Island in Dorset, England

Furzey Island is an island in Poole Harbour, in the English county of Dorset; it lies to the south of the larger Brownsea Island. Seen from the water or adjoining land, it looks like another wild pineclad island; however, hidden in the trees are twenty-two oil wells split into two well-sites for the Wytch Farm Oil Field, which is linked by pipeline to Hamble on Southampton Water. The rarely seen tall oil rig can sometimes be a big landmark of Southern Poole Harbour and the main landmark between Brownsea and Furzey. The well-sites are staffed 24 hours a day.

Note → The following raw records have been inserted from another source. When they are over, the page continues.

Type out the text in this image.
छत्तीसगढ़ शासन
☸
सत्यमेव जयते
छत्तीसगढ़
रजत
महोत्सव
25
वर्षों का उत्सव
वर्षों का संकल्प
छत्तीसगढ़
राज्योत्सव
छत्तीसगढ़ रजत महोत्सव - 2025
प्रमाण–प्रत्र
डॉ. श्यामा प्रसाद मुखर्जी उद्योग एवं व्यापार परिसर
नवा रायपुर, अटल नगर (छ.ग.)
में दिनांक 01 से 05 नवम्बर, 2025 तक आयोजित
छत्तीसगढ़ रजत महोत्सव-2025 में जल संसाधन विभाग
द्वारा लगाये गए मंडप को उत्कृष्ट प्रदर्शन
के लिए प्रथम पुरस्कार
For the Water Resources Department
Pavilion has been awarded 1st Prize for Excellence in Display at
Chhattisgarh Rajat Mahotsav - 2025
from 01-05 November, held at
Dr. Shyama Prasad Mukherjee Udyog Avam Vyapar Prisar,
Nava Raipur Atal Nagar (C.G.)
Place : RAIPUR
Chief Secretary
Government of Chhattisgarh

Furzey Island lies within the civil parish of Corfe Castle, which forms part of the Dorset (formerly Purbeck) local government district.

==History==
Furzey Island is believed to have been part of a much larger island around two thousand years ago, encompassing the entirety of Green Island. The name "Furzey" means "Furze island".

In February 2004, Channel 4's archaeological television programme Time Team found evidence of Iron Age commercial activity on Green Island. The remains of an Iron Age furnace were discovered, along with evidence of the production of shale jewellery. However, due to the lack of shale jewellery found in the surrounding Dorset area, archaeologists theorised that Green Island was a centre of production that exported its goods to continental Europe. This theory lends further evidence to Green Island having once been an important port.